The Makerspace isn’t the only place that Grace gets to help others. This past summer, she worked at the VII Explore Engineering camp, is a weeklong residential experience designed to introduce high school students to all the engineering disciples at UConn. “That camp was one of the most rewarding experiences I’ve ever had. It’s crazy how many faces light up when you show students how their interests match to a major,” she states. “During the E^2 camp, I got to do a demo creating casein plastic, which is a plastic that is made simply using heated milk and vinegar. The students loved it.”
One way that Grace gets involved in research is with Professor Huey’s lab. In his research group, she is learning to operate an Atomic Force Microscope. Over the summer, she was involved in a research paper in conjunction with Professor Xueju “Sophie” Wang’s, studying Shape-Memory Thermochromic Liquid Crystal Elastomers. For this, Grace conducted force curve mapping at variable temperatures to see how the mechanical properties of the LCE reacted to heat. Grace praises her time in the lab: “Professor Huey has provided me with numerous opportunities and connections to further my career in MSE.”

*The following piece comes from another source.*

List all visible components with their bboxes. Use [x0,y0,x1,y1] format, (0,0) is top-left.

Another faculty member that Grace praises is Undergraduate Laboratory Director Fiona Leek. “She has been the perfect mentor over these past few years,” she says. “It’s awesome to get real lab experience before working in industry. Those lab experiences are invaluable. Not a lot of other majors have this opportunity.”

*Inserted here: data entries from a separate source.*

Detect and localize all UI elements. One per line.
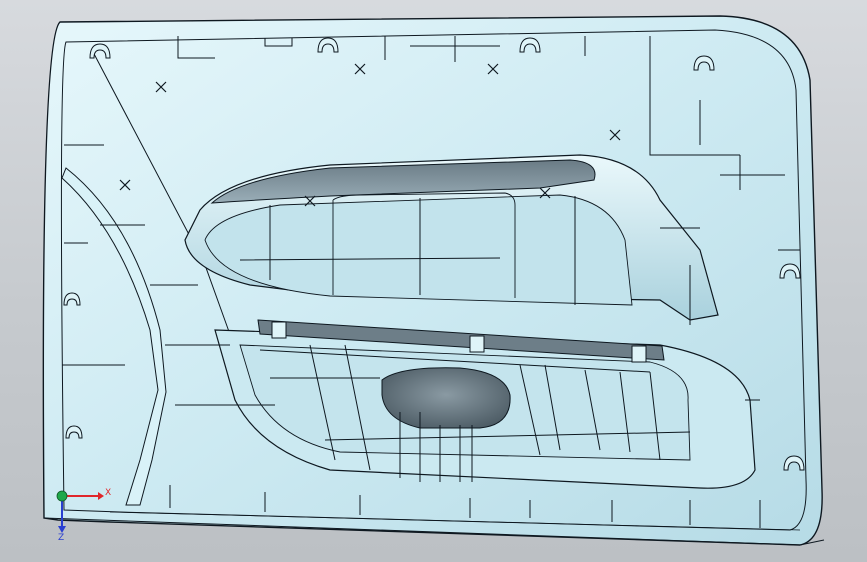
x-axis-label: X [105,488,112,498]
coordinate-triad [56,490,104,533]
z-axis-arrowhead [58,526,66,533]
y-axis-origin [56,490,68,502]
x-axis-arrowhead [98,492,104,500]
cad-viewport[interactable]: X Y Z [0,0,867,562]
z-axis-label: Z [58,533,65,543]
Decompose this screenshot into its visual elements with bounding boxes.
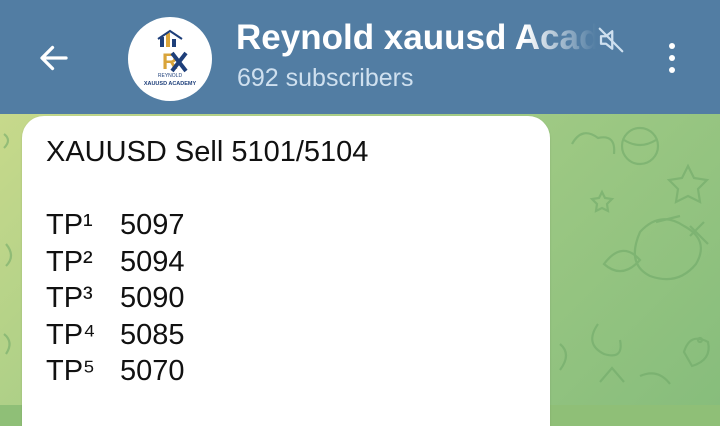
chat-header: R REYNOLD XAUUSD ACADEMY Reynold xauusd … (0, 0, 720, 114)
take-profit-label: TP⁵ (46, 355, 96, 387)
take-profit-value: 5097 (120, 209, 185, 241)
arrow-left-icon (40, 45, 68, 71)
take-profit-label: TP² (46, 245, 93, 278)
take-profit-row: TP⁵ 5070 (46, 353, 368, 390)
take-profit-value: 5094 (120, 245, 185, 278)
back-button[interactable] (30, 34, 78, 82)
take-profit-row: TP⁴ 5085 (46, 317, 368, 354)
message-text: XAUUSD Sell 5101/5104 TP¹ 5097 TP² 5094 TP… (46, 134, 368, 390)
academy-logo: R REYNOLD XAUUSD ACADEMY (144, 29, 197, 87)
more-options-button[interactable] (652, 30, 692, 86)
take-profit-row: TP¹ 5097 (46, 207, 368, 244)
take-profit-value: 5090 (120, 282, 185, 314)
take-profit-row: TP² 5094 (46, 244, 368, 281)
signal-headline: XAUUSD Sell 5101/5104 (46, 136, 369, 168)
svg-text:XAUUSD ACADEMY: XAUUSD ACADEMY (144, 81, 197, 87)
muted-speaker-icon (598, 27, 624, 53)
channel-title[interactable]: Reynold xauusd Academy (236, 16, 596, 60)
take-profit-value: 5085 (120, 318, 185, 351)
take-profit-label: TP⁴ (46, 318, 96, 351)
svg-text:REYNOLD: REYNOLD (158, 73, 183, 79)
channel-avatar[interactable]: R REYNOLD XAUUSD ACADEMY (128, 17, 212, 101)
more-vertical-icon (669, 43, 675, 49)
take-profit-label: TP¹ (46, 209, 93, 241)
svg-text:R: R (162, 49, 178, 74)
take-profit-row: TP³ 5090 (46, 280, 368, 317)
take-profit-label: TP³ (46, 282, 93, 314)
subscriber-count: 692 subscribers (237, 64, 414, 92)
take-profit-value: 5070 (120, 355, 185, 387)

Speaking of opportunities, one major event that Grace attended this semester was the International Materials Applications and Technologies (IMAT) conference in New Orleans, Louisiana. There, Grace competed in the DomesDay competition where her peer, Matthew Carragher, and her designed and fabricated a geodesic dome that had to protect an egg from a hydraulic press. “If it weren’t for the MSE Department, I would not have had the opportunity to go on such a trip. It was a great way to learn more about materials science, explore a new city, learn more about the professional side of engineering, and make some new connections,” she says.
Post-graduation, Grace hopes to go into biomaterials and tissue engineering. Her end goals are to apply additive manufacturing technology with stem cells, but she also really enjoys polymers and 3D printing technology. She plans on going to graduate school to obtain a MS in MSE with a graduate certificate in BME, and to later build a career around this expertise.
“I love STEM cell technology and want to find solutions to the lack of organs needed for medical transplants. I like the idea of helping people without being in the operating room,” Grace states. “UConn MSE has helped me work towards my goals by giving me opportunities to take elective classes in areas I’m interested in, as well as connect me to people in industry.”
For students questioning studying materials science and engineering, Grace definitely recommends it. “I always say that MSE is the broadest engineering field. Some people think mechanical engineering deserves that title, but everything in our world is made from materials. You couldn’t have mechanical engineering, civil engineering or electrical engineering without MSE,” she claims.
Also, Grace praises the flexibility of materials science and engineering. She says that “with a degree in materials science, you’re able to do essentially whatever you want post-graduation. It’s such a versatile field, and you can find a way to tailor your degree to your interests no matter what.”